Infame

Um Mergulho Abstrato em Intervalos Ocultos e Sentimentos Elementares

"Como a intersecção entre um livro de Clarice Lispector, publicado em 1965, e um álbum de música experimental, lançado em 2017, me trouxe ao agora"

Por Fernanda Thome de Souza |  28 de março de 2018

No final do ano passado eu caí por acaso em um curioso espaço de intersecção entre dois trabalhos artísticos: um livro publicado em 1964, e um álbum lançado em 2017. O primeiro, A Paixão Segundo G.H. de Clarice Lispector, trata de uma determinada, quase delirante busca pela mais pura essência existencial. O romance inteiro se dá no estreito espaço entre uma cama e um guarda-roupa de um quarto de empregadas, escondido nos fundos de uma luxuosa cobertura no Rio de Janeiro. A jornada no entanto metafísica da personagem, irrompida pelo inesperado encontro com uma barata, relativiza a experiência de espaço. Em um laborioso trabalho de abstração até o irredutível máximo, à procura de pistas de uma matéria primordial, Clarice convida seus leitores a navegar pelo infinito espaço que há entre as coisas, sejam elas grãos de areia ou notas musicais.

Assim como o livro de Lispector, a experiência abstrata da música experimental não é sempre uma alegria fácil. Ambos, à sua maneira, convidam para um passeio fora dos trilhos e propõem o encontro de uma retidão em certa desordem. É comum resistir. Como a personagem do livro, eu mesma tenho medo de viver aquilo que não entendo. Mas o exercício de admitir o desconhecido e render-me a ele tem me ajudado a desconstruir esse muro e a visitar lugares os quais nunca imaginei.

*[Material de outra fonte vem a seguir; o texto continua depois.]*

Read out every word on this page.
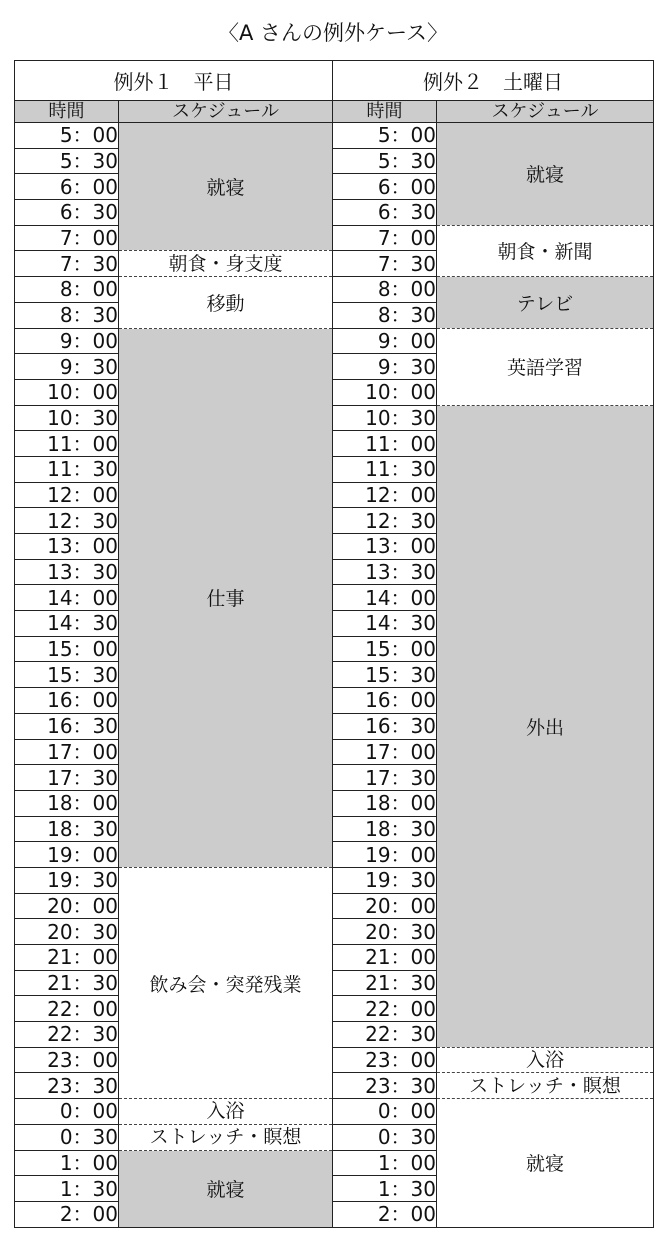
〈A さんの例外ケース〉
例外１　平日		例外２　土曜日	
時間	スケジュール	時間	スケジュール
5：00	就寝	5：00	就寝
5：30		5：30	
6：00		6：00	
6：30		6：30	
7：00		7：00	朝食・新聞
7：30	朝食・身支度	7：30	
8：00	移動	8：00	テレビ
8：30		8：30	
9：00	仕事	9：00	英語学習
9：30		9：30	
10：00		10：00	
10：30		10：30	外出
11：00		11：00	
11：30		11：30	
12：00		12：00	
12：30		12：30	
13：00		13：00	
13：30		13：30	
14：00		14：00	
14：30		14：30	
15：00		15：00	
15：30		15：30	
16：00		16：00	
16：30		16：30	
17：00		17：00	
17：30		17：30	
18：00		18：00	
18：30		18：30	
19：00		19：00	
19：30	飲み会・突発残業	19：30	
20：00		20：00	
20：30		20：30	
21：00		21：00	
21：30		21：30	
22：00		22：00	
22：30		22：30	
23：00		23：00	入浴
23：30		23：30	ストレッチ・瞑想
0：00	入浴	0：00	就寝
0：30	ストレッチ・瞑想	0：30	
1：00	就寝	1：00	
1：30		1：30	
2：00		2：00	
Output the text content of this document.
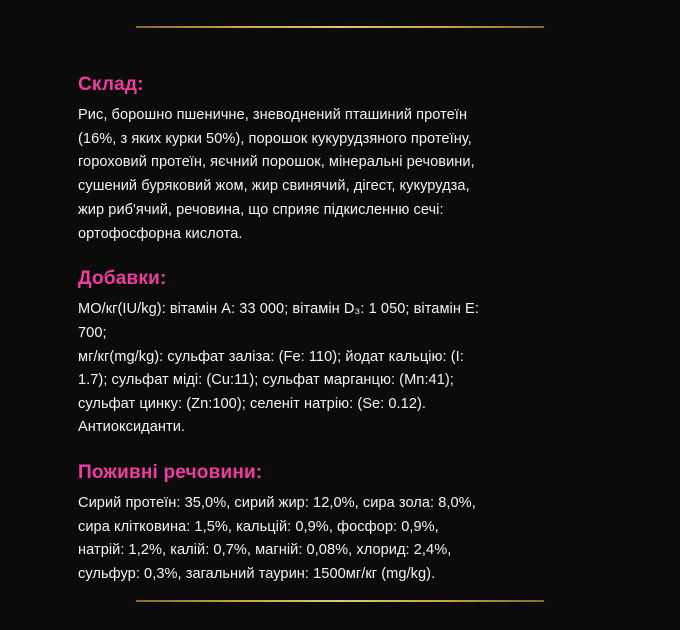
Склад:

Рис, борошно пшеничне, зневоднений пташиний протеїн

(16%, з яких курки 50%), порошок кукурудзяного протеїну,

гороховий протеїн, яєчний порошок, мінеральні речовини,

сушений буряковий жом, жир свинячий, дігест, кукурудза,

жир риб'ячий, речовина, що сприяє підкисленню сечі:

ортофосфорна кислота.

Добавки:

МО/кг(IU/kg): вітамін А: 33 000; вітамін D₃: 1 050; вітамін Е:

700;

мг/кг(mg/kg): сульфат заліза: (Fe: 110); йодат кальцію: (I:

1.7); сульфат міді: (Cu:11); сульфат марганцю: (Mn:41);

сульфат цинку: (Zn:100); селеніт натрію: (Se: 0.12).

Антиоксиданти.

Поживні речовини:

Сирий протеїн: 35,0%, сирий жир: 12,0%, сира зола: 8,0%,

сира клітковина: 1,5%, кальцій: 0,9%, фосфор: 0,9%,

натрій: 1,2%, калій: 0,7%, магній: 0,08%, хлорид: 2,4%,

сульфур: 0,3%, загальний таурин: 1500мг/кг (mg/kg).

No outono último a Subtext Recordings fez uma label night no Säule, em Berlim. Fui para ouvir Ellen Arkbro tocar seu novo álbum, For Organ and Brass, o qual eu vinha timidamente desfrutando na solidão dos meus fones de ouvido. Arkbro foi a primeira a tocar e a casa não estava ainda completamente cheia quando o som trovejante do órgão tomou todo o lugar. Foi como se um brutal, e no entanto indiferente sol surgisse abrasador e seco. Pregos, juntas, parafusos: cada liga daquele espaço industrial dilatou-se paulatinamente. No prorrogar das notas o momento ficou suspenso no ar como poeira. Aquela ressonância, aquela respiração neutra como que aparte do tempo ecoou em mim como o silêncio repetidamente descrito por G.H. ao longo do livro, e eu não pude se não sentir como que aterrissando entre o desconcertante espaço que há entre as coisas.

A experiência me marcou muito. Curiosamente eu mais tarde vim a descobrir que o album For Organ and Brass é de fato um mergulho abstrato em intervalos ocultos. A música título foi composta para um órgão com um tipo de afinação específica chamada temperamento mesotónico, um método que visa soluções tonais usando os chamados intervalos puros. Foi em uma igreja em Tangermünde, no nordeste da Alemanha, que Arkbro encontrou o instrumento ideal para para a composição, o barroco Scherer-Orgel de 1624. O que ela nos confere como resultado é uma harmonia de deleite simples, um lugar quente para se deixar estar.

Todavia, mais especificamente do que nos intervalos, é na rendição à uma humilde, profunda e pontual experimentação de simplicidade que Clarice e Ellen se encontram. É no livrar-se de tudo que não é essencial, na redução máxima e intuitiva dos seus recursos – para a escritora, a língua; para a compositora, o som – que elas se aproximam e restauram a elegância e beleza de uma verdade elementar. Ao enfocar e dilatar aquilo que possuem como instrumento elas revelam a pureza e a imensidão do agora: o tempo inchado até os limites. O que parece vibrar na calma modulação harmônica de Arkbro, o que parece arrastar-se a si mesmo, é o presente. “A grande monotonia de uma eternidade que respira”, como diria G.H. Para nós, espectadores convidados, chegar pelas suas mãos a esse lugar remoto é experimentar por uma fração de tempo a infinidade do agora, a consciência cósmica de si próprio.

 

Fernanda Thome de Souza

Fernanda Thome de Souza

Fernanda é uma cidadã de Berlim há 10 anos. Gasta três dias por semana fazendo dinheiro como Gerente de Marketing num hostel. Os outros quatro lendo, escrevendo e se perdendo.